Yesterday, Boyd and I took our lunch break to read Martin Luther King Jr.’s Letter from a Birmingham Jail aloud to each other. Reading it in its entirety, rather than in a series of quotes, I was impressed by frequent references to God, Jesus, and Biblical figures. There are many deeply moving quotes from King about the arc of justice, about how we are all inter-connected, about expressing compassion to each other, about love and hatred. These are quotes that stem from and refer to the deep truths of his Christian faith without always mentioning his faith.

King’s letter quoted Amos and made more than a few references to Paul and the early Christians. He seemed to take courage from those first Christians who were radical in their faith and who didn’t settle for the status quo.
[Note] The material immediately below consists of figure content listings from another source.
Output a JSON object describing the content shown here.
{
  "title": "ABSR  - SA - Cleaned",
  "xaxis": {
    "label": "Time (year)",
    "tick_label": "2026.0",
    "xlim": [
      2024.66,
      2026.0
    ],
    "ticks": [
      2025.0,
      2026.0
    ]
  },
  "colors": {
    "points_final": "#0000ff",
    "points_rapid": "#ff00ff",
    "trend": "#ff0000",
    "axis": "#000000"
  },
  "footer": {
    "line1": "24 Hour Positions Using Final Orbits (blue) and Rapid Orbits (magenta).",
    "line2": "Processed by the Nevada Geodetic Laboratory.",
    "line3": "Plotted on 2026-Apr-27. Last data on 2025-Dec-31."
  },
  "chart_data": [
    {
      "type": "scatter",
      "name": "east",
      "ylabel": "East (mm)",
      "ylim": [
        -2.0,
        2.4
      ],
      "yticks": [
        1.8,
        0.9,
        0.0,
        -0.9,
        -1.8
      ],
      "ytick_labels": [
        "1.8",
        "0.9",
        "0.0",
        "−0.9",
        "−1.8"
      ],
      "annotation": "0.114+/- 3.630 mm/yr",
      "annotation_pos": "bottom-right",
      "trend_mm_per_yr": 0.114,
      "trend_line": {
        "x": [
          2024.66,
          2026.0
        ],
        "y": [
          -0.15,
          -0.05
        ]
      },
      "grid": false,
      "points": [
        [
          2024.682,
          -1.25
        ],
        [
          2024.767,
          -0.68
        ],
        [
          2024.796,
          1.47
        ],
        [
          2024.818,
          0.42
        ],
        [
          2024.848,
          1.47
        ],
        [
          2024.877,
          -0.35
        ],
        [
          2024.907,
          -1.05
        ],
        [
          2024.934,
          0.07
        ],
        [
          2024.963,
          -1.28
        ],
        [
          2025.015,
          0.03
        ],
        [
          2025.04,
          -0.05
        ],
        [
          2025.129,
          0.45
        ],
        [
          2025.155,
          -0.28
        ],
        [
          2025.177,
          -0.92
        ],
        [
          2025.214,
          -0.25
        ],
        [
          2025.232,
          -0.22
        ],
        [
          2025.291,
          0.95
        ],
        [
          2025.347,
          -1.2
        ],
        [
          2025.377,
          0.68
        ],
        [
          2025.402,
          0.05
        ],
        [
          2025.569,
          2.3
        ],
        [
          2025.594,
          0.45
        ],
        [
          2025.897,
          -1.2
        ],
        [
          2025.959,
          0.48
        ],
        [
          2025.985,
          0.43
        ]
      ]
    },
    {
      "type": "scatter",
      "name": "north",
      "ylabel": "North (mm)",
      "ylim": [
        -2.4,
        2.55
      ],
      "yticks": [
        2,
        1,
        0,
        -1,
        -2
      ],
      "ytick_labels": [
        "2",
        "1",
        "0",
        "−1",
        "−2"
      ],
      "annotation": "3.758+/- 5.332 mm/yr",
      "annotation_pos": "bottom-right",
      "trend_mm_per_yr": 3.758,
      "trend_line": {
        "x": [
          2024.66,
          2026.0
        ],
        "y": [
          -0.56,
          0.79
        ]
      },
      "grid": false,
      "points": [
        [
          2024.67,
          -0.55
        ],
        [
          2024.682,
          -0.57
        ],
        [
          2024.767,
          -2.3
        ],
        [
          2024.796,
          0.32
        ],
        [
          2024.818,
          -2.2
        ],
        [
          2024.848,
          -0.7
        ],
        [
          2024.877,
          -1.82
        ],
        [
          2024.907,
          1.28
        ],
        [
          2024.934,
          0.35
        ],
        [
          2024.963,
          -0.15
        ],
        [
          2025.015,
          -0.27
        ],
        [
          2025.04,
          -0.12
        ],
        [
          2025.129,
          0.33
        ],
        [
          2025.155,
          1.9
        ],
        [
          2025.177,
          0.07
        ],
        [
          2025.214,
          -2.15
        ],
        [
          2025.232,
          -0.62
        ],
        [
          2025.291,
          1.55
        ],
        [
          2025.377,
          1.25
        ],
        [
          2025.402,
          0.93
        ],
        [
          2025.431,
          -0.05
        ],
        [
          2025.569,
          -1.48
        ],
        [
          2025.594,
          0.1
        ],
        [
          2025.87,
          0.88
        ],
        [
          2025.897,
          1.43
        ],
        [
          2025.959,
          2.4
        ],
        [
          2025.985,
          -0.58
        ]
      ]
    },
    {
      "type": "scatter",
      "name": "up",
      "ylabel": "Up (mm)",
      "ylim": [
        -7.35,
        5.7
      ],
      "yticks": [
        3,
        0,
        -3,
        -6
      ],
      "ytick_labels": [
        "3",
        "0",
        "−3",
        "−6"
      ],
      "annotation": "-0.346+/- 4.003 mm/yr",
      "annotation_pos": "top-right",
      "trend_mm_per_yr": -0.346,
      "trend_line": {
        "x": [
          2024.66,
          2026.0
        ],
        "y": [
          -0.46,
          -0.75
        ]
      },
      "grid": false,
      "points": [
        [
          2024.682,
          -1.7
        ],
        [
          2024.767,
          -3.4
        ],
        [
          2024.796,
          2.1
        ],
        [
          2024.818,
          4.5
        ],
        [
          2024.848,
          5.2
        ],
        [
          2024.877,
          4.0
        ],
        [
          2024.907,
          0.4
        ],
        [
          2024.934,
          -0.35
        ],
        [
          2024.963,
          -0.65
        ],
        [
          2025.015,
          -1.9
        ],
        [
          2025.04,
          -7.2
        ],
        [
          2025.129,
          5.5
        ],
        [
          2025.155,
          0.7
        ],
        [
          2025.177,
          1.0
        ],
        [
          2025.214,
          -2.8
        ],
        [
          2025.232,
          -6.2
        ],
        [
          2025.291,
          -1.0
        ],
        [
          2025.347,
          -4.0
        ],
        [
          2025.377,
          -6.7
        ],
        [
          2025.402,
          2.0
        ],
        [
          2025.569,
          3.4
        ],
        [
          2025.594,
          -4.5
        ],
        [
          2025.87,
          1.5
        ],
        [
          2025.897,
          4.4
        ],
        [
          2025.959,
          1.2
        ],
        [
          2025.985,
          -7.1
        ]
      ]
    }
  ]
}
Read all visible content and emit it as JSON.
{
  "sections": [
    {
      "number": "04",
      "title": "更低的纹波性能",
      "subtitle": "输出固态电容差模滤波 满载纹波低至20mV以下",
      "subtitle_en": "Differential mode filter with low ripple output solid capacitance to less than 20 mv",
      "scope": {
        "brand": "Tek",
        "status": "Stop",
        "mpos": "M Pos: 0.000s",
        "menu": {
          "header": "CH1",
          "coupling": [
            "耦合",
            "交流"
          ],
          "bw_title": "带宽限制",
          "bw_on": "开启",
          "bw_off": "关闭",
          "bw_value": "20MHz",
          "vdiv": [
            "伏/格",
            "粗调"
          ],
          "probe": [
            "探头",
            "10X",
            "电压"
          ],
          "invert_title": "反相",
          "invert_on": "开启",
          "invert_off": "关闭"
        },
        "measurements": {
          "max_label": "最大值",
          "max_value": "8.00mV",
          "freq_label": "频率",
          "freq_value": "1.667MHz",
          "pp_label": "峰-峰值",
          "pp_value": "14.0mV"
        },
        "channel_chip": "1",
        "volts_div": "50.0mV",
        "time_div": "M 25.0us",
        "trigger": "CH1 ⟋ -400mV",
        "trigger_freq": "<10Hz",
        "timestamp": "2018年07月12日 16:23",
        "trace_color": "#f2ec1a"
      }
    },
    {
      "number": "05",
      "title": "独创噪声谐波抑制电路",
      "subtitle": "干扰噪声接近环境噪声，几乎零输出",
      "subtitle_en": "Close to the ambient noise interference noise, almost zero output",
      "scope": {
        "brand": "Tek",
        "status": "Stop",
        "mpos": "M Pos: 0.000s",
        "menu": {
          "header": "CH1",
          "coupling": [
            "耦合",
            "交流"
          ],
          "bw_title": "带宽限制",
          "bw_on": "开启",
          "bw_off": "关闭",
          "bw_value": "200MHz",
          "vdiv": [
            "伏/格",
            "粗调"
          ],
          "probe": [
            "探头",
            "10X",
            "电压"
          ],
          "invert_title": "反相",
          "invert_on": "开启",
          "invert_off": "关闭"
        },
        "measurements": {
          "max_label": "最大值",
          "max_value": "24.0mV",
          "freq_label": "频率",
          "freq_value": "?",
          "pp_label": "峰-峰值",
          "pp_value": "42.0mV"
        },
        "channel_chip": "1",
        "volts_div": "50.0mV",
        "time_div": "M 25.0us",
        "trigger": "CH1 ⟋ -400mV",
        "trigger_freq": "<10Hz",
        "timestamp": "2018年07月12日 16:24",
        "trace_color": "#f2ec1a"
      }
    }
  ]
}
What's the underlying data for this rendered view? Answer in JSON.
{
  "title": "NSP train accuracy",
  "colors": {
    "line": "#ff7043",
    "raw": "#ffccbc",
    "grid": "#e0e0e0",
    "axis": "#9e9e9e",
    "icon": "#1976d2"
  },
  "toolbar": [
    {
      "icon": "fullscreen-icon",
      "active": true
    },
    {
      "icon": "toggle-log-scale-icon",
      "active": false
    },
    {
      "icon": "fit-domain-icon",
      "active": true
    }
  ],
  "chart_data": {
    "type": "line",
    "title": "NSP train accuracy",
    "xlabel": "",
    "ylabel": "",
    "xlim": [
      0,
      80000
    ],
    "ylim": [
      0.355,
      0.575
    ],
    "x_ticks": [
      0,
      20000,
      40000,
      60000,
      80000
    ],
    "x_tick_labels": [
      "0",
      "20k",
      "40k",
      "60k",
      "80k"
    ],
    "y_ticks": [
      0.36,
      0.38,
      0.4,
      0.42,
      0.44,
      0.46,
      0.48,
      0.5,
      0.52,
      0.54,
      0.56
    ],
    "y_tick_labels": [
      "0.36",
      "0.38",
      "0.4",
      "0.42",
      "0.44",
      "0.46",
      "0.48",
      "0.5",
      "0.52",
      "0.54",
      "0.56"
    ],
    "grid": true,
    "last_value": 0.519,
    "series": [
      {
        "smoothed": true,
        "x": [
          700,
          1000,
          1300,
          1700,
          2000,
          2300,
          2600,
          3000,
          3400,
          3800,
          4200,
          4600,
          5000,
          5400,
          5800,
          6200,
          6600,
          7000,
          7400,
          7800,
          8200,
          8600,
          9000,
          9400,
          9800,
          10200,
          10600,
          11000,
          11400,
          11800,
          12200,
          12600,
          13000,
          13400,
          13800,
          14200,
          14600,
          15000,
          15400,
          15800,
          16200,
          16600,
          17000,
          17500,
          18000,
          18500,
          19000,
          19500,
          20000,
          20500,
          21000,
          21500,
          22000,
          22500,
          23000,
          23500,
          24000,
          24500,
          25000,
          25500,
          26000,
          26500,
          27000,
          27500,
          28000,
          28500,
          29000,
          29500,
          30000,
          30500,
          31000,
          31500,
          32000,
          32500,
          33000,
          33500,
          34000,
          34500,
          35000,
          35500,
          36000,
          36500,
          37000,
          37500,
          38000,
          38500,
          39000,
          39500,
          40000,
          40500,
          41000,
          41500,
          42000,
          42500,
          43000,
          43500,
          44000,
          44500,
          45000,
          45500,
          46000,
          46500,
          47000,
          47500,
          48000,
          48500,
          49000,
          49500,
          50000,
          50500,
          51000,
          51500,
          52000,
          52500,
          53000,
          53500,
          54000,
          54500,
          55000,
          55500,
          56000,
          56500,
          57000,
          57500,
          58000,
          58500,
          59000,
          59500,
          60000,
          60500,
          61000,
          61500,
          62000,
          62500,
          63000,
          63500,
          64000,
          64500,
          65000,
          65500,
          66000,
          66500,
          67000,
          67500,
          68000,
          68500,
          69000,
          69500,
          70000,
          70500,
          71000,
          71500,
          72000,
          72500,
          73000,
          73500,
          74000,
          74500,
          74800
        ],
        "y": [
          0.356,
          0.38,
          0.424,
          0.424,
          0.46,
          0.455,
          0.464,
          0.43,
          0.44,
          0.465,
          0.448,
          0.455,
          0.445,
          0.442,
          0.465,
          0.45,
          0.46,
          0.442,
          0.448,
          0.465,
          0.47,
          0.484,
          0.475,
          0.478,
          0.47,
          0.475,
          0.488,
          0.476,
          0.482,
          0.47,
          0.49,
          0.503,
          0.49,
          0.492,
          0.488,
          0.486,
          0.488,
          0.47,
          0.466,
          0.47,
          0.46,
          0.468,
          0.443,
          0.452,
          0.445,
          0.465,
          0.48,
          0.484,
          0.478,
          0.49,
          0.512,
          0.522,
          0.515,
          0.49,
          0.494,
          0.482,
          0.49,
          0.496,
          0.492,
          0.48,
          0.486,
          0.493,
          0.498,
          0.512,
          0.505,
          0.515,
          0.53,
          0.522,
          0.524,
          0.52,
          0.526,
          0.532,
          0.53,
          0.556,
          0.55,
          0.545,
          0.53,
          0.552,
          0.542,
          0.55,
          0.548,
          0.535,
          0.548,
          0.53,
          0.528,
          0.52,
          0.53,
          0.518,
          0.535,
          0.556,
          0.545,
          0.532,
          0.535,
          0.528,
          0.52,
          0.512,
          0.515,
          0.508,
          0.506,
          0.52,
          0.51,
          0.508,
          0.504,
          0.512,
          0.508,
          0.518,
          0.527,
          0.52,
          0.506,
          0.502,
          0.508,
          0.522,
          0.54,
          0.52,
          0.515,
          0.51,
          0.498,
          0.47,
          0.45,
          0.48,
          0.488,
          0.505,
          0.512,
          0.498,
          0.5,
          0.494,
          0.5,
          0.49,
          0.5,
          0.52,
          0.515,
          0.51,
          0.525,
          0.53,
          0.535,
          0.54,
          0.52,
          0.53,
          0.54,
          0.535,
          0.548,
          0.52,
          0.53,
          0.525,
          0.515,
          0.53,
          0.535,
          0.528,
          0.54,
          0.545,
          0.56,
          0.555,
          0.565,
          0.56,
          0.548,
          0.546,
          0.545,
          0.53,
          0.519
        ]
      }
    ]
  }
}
Churches today, King lamented, were afraid to be labeled as “nonconformist” and were shying away from the important work of challenging injustice and structural prejudice. He asks: “Is organized religion too inextricably bound to the status quo to save our nation and the world?”

This letter is a call to action, now. Not to wait. Not to be afraid to be different or radical or uncomfortable. People of faith must be people who stand up for justice, for moral rights, for the inherent dignity of all people.

Sometimes action means listening. Small Business Fund coordinators listen to the stories of the successes and challenges of the entrepreneurs in Uganda.

We may not be able to help everyone. But we are not waiting until we can to solve all problems before we serve one person. We are not waiting to be a perfect organization before we dive into action to co-create with God for a better world.

Spirit in Action is not just a “spirit” organization. It is also an “action” organization. We see light and value and hope and possibility in the poor, in people of distant communities. We see that organizations that do not allow people to be actors in their own future, in their own prosperity, perpetuate an unsettling hierarchy of those who are helpers and those who need help. Action is confronting people who make statements that lump all of Africa into a uniform culture, who distrust all people who are poor. I know that is my great privilege to serve others, to give and encourage so that they can realize their own dreams for a better future.

Thank you for joining me on this path, in this action, in this service, and in using the power of God for good.

I sign off my post today with the same words as Martin Luther King, Jr. used in his letter from the Birmingham jail:

Yours for the cause of Peace and [Sister/]Brotherhood,
Tanya

Receiving the gift of a chicken from a Small Business Fund leader in Kasozi Village, Uganda, 2014.